Doch auch was die inneren Werte betrifft, sind Superlative am Platz. So verfügt das Auto in der getesteten Topversion namens 147 2.0 TS Selespeed über einen prachtvollen Zweilitermotor: ein Vierventiler mit Doppelzündung, zwei schwingungsmindernden Ausgleichswellen und 150 PS.
Dazu gibt es ein automatisiertes Fünfganggetriebe, das entweder ganz von allein schaltet (im City-Modus) oder über Tasten hinter den Lenkradspeichen betätigt werden kann – Schumimäßig wie bei Ferrari . Damit nicht genug, verfeinert Alfa das vom 156 abgeleitete Fahrwerk serienmäßig mit einem elektronischen Stabilitätsprogramm (VDC), dessen Antriebsschlupffunktion sich per Knopfdruck unterbinden lässt.
Es fehlt an nichts: Klimaautomatik, für rechts und links getrennt regelbar, 200-WattCD-Radio mit Soundsystem von Bose und Bedienung am Lenkrad, Tempomat, Seitenairbags vorn plus Windowbags und 16-Zoll-Leichtmetallräder.
Der Clou: Das Auto kostet 22.600 Euro. Wer Vergleichbares bei VW (Golf GTI) oder Audi (A3 1.8 T) einkauft, bezahlt mindestens 26.000 Euro und 28.000 Euro.
Auch der Blick in den Innenraum enttäuscht nicht. Alles wirkt aus einem Guss. Die Instrumente sind hübsch gruppiert, die Bedienung gibt wenig Rätsel auf, die Verarbeitung hinterlässt einen ordentlichen Eindruck. Geschmacksache dagegen: die stark genarbte Oberfläche des Armaturenbretts.

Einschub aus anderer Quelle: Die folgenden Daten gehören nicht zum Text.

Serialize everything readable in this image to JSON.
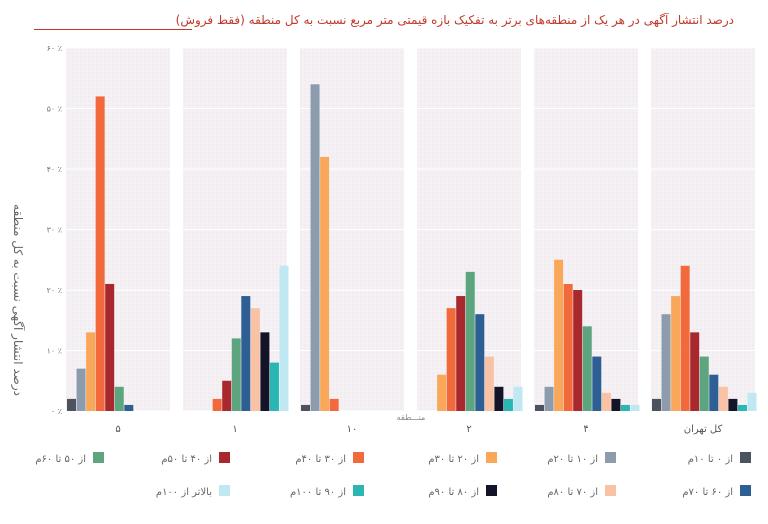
{
  "title": "درصد  انتشار آگهی در هر یک از منطقه‌های برتر به تفکیک بازه قیمتی متر مربع نسبت به کل منطقه (فقط فروش)",
  "colors": {
    "title": "#c0392b",
    "panel_bg": "#f3eef2",
    "axis_text": "#666666"
  },
  "chart_data": {
    "type": "bar",
    "title": "درصد  انتشار آگهی در هر یک از منطقه‌های برتر به تفکیک بازه قیمتی متر مربع نسبت به کل منطقه (فقط فروش)",
    "xlabel": "منـــطقه",
    "ylabel": "درصد انتشار آگهی نسبت به کل منطقه",
    "ylim": [
      0,
      60
    ],
    "yticks": [
      0,
      10,
      20,
      30,
      40,
      50,
      60
    ],
    "ytick_labels": [
      "۰ ٪",
      "۱۰ ٪",
      "۲۰ ٪",
      "۳۰ ٪",
      "۴۰ ٪",
      "۵۰ ٪",
      "۶۰ ٪"
    ],
    "grid": true,
    "legend_position": "bottom",
    "categories": [
      "۵",
      "۱",
      "۱۰",
      "۲",
      "۴",
      "کل تهران"
    ],
    "series": [
      {
        "name": "از ۰ تا ۱۰م",
        "color": "#4d535e",
        "values": [
          2,
          0,
          1,
          0,
          1,
          2
        ]
      },
      {
        "name": "از ۱۰ تا ۲۰م",
        "color": "#8d9cad",
        "values": [
          7,
          0,
          54,
          0,
          4,
          16
        ]
      },
      {
        "name": "از ۲۰ تا ۳۰م",
        "color": "#f9a85a",
        "values": [
          13,
          0,
          42,
          6,
          25,
          19
        ]
      },
      {
        "name": "از ۳۰ تا ۴۰م",
        "color": "#f26a3c",
        "values": [
          52,
          2,
          2,
          17,
          21,
          24
        ]
      },
      {
        "name": "از ۴۰ تا ۵۰م",
        "color": "#a8282d",
        "values": [
          21,
          5,
          0,
          19,
          20,
          13
        ]
      },
      {
        "name": "از ۵۰ تا ۶۰م",
        "color": "#5ca57f",
        "values": [
          4,
          12,
          0,
          23,
          14,
          9
        ]
      },
      {
        "name": "از ۶۰ تا ۷۰م",
        "color": "#2d5f95",
        "values": [
          1,
          19,
          0,
          16,
          9,
          6
        ]
      },
      {
        "name": "از ۷۰ تا ۸۰م",
        "color": "#f9c2a4",
        "values": [
          0,
          17,
          0,
          9,
          3,
          4
        ]
      },
      {
        "name": "از ۸۰ تا ۹۰م",
        "color": "#141428",
        "values": [
          0,
          13,
          0,
          4,
          2,
          2
        ]
      },
      {
        "name": "از ۹۰ تا ۱۰۰م",
        "color": "#2ab7b4",
        "values": [
          0,
          8,
          0,
          2,
          1,
          1
        ]
      },
      {
        "name": "بالاتر از ۱۰۰م",
        "color": "#bfe8f3",
        "values": [
          0,
          24,
          0,
          4,
          1,
          3
        ]
      }
    ]
  }
}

Beim Einsteigen wird sodann deutlich, dass sich die Insassen des 147 auf kleinem Raum versammeln müssen. Ungeachtet stattlicher Außenabmessungen (Länge 4,17 Meter) geht es im Fond fast coupéhaft eng zu. Erwachsenen möchte man den Aufenthalt auf diesen Plätzen höchstens kurzzeitig zumuten, zumal sich der Zugang trotz der beim Umklappen nach vorn gleitenden Vordersitze beschwerlich gestaltet. Eine viertürige Variante soll im Mai des nächsten Jahres folgen.
Am mangelnden Talent zur familientauglichen Reiselimousine wird sich freilich nichts ändern. Schließlich hapert es auch an Gepäckraum. Nur 280 Liter Volumen stehen für diesen Zweck zur Verfügung, bei dessen Bestückung es obendrein eine hohe Ladekante zu überwinden gilt. Immerhin braucht man nicht auf das Gewicht zu achten (Zuladung 468 kg), und das Ladevolumen lässt sich durch Umklappen der Rückbank auf 1030 Liter erhöhen.

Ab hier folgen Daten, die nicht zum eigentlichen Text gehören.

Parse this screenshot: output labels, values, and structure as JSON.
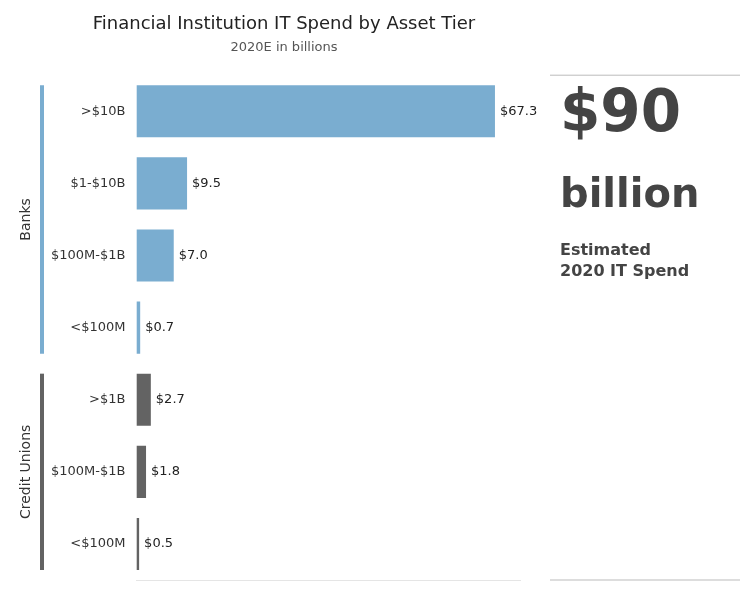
{
  "chart_data": {
    "type": "bar",
    "orientation": "horizontal",
    "title": "Financial Institution IT Spend by Asset Tier",
    "subtitle": "2020E in billions",
    "categories": [
      ">$10B",
      "$1-$10B",
      "$100M-$1B",
      "<$100M",
      ">$1B",
      "$100M-$1B",
      "<$100M"
    ],
    "series": [
      {
        "name": "Banks",
        "color": "#7aadd0",
        "values": [
          67.3,
          9.5,
          7.0,
          0.7,
          null,
          null,
          null
        ],
        "value_labels": [
          "$67.3",
          "$9.5",
          "$7.0",
          "$0.7",
          null,
          null,
          null
        ]
      },
      {
        "name": "Credit Unions",
        "color": "#636363",
        "values": [
          null,
          null,
          null,
          null,
          2.7,
          1.8,
          0.5
        ],
        "value_labels": [
          null,
          null,
          null,
          null,
          "$2.7",
          "$1.8",
          "$0.5"
        ]
      }
    ],
    "xlim": [
      0,
      72
    ],
    "grid": false,
    "data_labels": true,
    "tick_labels": "y",
    "annotations": [
      "$90",
      "billion",
      "Estimated\n2020 IT Spend"
    ]
  }
}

Dem Reiz des 147 tut die Raumknappheit allerdings keinen Abbruch. Die Primärtugenden, die man von Alfa erwartet, sind andere. Gefragt ist, was das Fahren vergnüglich macht, und genau hier liegen denn auch die Stärken des 147.
Als Quell der Freude entpuppt sich einmal mehr der Motor. Wenn über das Gaspedal entsprechende Anweisungen erteilt werden, kommt er umgehend zur Sache, dreht mühelos hoch und zeigt selbst bei höchsten Drehzahlen keine vierzylindertypischen Vibrationen.
Dabei tönt er aufreizend, aber nicht laut, so dass jeder Zwischenspurt auch akustisch zum Vergnügen wird. Zwar vermögen die 150 PS keine überwältigenden Fahrleistungen zu entfachen- dazu ist der 147 mit 1302 kg schlicht zu schwer. Doch spiegeln die Beschleunigungswerte das Temperament dieses Vierzylinders nur unvollkommen wider. Etwas zu hoch ist der Verbrauch: 10,6 Liter pro 100 Kilometer.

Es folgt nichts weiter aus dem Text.